The Delhi Police is now using Automated Facial Recognition Systems (AFRS) to screen alleged 'rabble-rousers and miscreants', after the farmers' tractor march in the national capital took a violent turn, on 26 January.
However, the accuracy of Facial Recognition Technology (FRT) has been a primary concern while deploying it for security and law enforcement purposes.
The FRT that the government used in Delhi was first acquired by the Delhi Police to identify missing children. In 2019, Delhi Police told the Delhi High Court that its FRT had an accuracy rate of two percent.
“FRT even failed to distinguish between boys and girls,” said New Delhi-based digital rights advocacy group, Internet Freedom Foundation, which also questioned the sophistication of the facial recognition system. This is a trend worldwide, with similar levels of accuracy reported in the UK and the US.
The same technology was used to identify Delhi rioters in 2020, when more than 1,100 individuals allegedly took part in the communal violence in northeast Delhi, on 24 and 25 February 2020. Speaking about the same, Home Minister Amit Shah said, “We have used facial recognition software to initiate the process of identifying faces.”
According to a report by Hindustan Times,140 CCTV cameras were installed by Delhi Police during the Republic day parade to keep an eye on the parade route at 30 spots on Rajpath. The facial recognition system was reportedly fed with a database of suspected terrorists, criminals, and anti-social elements totaling up to 50,000 people.
“We have the video footage of those who indulged in the violence and we are analysing them. They are being identified with the help of the face recognition system, they will be arrested, and legal action will be taken against them.”SN Srivastava, Delhi Police Commissioner
Key Concerns of FRT
- Accuracy: Facial recognition data is not free from error and cannot be 100 percent accurate, which could lead to people being implicated for crimes they have not committed. For instance, a slight change in camera angle or a change in appearance, such as a new hairstyle, could lead to an error. Amazon’s facial recognition technology in 2018 had falsely identified 28 members of the US Congress, as people arrested for crimes, Newsweek reported.

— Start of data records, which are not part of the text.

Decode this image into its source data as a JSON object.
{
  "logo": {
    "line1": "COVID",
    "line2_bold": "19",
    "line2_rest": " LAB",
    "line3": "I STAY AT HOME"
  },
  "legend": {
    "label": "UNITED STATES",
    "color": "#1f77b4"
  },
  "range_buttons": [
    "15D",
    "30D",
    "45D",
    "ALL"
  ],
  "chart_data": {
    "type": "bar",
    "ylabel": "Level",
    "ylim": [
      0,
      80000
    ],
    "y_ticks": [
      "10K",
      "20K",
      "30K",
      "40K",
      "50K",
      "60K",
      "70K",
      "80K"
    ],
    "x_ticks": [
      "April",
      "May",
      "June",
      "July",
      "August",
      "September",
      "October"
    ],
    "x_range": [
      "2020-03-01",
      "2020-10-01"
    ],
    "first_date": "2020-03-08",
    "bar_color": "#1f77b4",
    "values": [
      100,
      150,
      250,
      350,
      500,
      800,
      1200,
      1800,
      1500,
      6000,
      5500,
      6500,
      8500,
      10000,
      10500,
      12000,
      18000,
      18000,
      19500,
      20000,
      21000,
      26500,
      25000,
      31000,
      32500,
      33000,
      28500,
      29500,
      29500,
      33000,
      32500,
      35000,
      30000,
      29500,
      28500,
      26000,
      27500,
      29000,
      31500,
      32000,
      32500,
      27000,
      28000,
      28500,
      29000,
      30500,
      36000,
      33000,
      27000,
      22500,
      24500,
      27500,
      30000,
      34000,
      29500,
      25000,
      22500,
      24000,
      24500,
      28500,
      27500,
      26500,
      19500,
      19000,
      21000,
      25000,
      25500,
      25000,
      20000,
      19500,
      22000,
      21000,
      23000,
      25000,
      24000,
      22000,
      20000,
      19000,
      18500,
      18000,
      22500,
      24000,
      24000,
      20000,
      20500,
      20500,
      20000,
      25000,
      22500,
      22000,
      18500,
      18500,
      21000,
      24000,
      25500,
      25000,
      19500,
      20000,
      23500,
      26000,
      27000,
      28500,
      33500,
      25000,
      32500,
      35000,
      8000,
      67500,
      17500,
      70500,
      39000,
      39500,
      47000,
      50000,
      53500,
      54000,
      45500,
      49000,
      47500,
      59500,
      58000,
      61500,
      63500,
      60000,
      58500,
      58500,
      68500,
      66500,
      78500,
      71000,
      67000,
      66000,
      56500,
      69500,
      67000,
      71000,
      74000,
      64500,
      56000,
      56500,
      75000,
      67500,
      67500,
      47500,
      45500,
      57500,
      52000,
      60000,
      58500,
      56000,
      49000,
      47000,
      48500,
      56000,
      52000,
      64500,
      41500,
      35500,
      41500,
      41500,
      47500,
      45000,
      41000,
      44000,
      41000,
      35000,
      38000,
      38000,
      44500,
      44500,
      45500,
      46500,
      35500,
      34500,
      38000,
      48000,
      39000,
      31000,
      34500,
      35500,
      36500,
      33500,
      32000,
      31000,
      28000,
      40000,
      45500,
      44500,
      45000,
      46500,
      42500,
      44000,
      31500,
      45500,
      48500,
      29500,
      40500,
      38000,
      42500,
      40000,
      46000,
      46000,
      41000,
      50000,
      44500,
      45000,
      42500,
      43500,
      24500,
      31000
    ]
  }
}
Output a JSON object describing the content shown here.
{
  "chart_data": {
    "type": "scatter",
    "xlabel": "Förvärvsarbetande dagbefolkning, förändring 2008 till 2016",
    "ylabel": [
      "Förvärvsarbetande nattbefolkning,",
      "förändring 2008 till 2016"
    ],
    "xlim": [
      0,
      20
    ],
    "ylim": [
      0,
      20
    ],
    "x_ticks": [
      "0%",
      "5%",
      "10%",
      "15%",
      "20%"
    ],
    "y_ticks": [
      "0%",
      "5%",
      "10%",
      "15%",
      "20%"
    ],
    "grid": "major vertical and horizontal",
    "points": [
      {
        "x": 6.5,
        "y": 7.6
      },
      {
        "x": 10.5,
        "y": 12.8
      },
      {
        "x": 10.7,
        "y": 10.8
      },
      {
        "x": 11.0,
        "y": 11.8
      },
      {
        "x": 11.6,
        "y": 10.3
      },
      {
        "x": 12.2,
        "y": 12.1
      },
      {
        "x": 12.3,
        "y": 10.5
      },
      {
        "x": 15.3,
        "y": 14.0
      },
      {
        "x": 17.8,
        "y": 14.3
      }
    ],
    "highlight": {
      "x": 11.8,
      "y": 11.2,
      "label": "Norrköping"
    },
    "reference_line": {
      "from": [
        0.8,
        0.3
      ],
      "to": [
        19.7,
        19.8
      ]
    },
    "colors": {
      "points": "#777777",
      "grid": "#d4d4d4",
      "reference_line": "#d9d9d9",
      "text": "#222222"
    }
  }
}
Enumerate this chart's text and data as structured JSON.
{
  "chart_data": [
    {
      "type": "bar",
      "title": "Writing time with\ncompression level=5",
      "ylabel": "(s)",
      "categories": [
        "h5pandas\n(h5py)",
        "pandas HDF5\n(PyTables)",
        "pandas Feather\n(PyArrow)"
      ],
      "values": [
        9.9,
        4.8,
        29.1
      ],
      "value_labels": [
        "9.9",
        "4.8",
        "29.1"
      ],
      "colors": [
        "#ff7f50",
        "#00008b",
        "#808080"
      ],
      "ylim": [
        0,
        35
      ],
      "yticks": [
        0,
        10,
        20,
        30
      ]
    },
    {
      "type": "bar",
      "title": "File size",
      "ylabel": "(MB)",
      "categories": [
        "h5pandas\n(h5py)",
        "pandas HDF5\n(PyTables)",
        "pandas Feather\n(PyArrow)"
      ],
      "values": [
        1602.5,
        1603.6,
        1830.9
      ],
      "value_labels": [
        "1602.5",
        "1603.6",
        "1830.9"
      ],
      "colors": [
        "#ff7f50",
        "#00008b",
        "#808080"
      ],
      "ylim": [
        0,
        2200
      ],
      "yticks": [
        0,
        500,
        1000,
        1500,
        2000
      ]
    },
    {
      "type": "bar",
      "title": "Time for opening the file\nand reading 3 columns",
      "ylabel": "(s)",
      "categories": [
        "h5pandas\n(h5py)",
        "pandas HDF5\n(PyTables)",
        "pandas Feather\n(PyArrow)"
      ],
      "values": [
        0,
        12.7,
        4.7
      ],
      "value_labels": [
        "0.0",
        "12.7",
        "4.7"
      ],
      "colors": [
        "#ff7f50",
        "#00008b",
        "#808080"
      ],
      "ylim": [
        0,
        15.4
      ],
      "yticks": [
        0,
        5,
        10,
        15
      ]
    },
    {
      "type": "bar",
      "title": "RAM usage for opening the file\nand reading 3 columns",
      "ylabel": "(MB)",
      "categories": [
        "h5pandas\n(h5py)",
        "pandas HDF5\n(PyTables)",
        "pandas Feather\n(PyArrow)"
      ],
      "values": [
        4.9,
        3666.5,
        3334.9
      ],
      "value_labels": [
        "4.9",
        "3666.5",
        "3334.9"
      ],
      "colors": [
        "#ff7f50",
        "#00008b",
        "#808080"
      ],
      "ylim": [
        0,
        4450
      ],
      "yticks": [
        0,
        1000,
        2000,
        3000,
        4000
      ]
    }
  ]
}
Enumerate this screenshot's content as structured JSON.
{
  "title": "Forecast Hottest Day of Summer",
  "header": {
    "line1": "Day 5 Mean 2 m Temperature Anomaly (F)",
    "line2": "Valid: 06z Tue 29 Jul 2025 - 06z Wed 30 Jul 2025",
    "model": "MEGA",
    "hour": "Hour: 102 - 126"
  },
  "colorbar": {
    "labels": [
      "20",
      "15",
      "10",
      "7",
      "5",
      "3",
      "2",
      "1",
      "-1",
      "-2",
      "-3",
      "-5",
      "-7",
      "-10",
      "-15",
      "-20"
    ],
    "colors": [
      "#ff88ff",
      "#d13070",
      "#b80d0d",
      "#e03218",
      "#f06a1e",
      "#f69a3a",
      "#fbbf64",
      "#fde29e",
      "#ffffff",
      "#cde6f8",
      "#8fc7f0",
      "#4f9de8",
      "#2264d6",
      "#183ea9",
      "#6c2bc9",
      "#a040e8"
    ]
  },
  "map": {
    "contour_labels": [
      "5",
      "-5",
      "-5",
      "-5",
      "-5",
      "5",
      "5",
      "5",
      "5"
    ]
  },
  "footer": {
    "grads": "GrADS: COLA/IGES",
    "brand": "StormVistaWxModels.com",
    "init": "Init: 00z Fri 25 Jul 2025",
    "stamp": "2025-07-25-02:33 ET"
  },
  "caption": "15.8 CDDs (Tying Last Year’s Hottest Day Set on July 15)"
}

- Bias: FRT algorithms in a number of commercial software have shown racial, ethnic and gender biases. A study carried out at Massachusetts Institute of Technology (MIT) has revealed that FRT from giants like IBM and Microsoft is less accurate when identifying females. In the US, many reports have discussed how such softwares are particularly poor at accurately recognising African-American women.
According to Vidushi Marda, a lawyer, and researcher at Article 19, a human rights organisation, "Multiple studies across the world has demonstrated that the accuracy rates of facial recognition algorithms are particularly low in the case of minorities, women, children, and the use of such technology in a criminal justice system, where vulnerable groups are over-represented, makes them susceptible to being subjected to false positives (being wrongly identified as a criminal)." - Legality: Without legal safeguards, FRT will undermine democratic values and rights. Mass surveillance presents a threat to privacy, freedom of speech, and diminishes our ability to be anonymous in public, according to Privacy International.
Apar Gupta, executive director, Internet Freedom Foundation, which has raised concerns over the dangers of facial recognition systems, said, “All of this is being done without any clear underlying legal authority and is in clear violation of the Right to Privacy judgment.”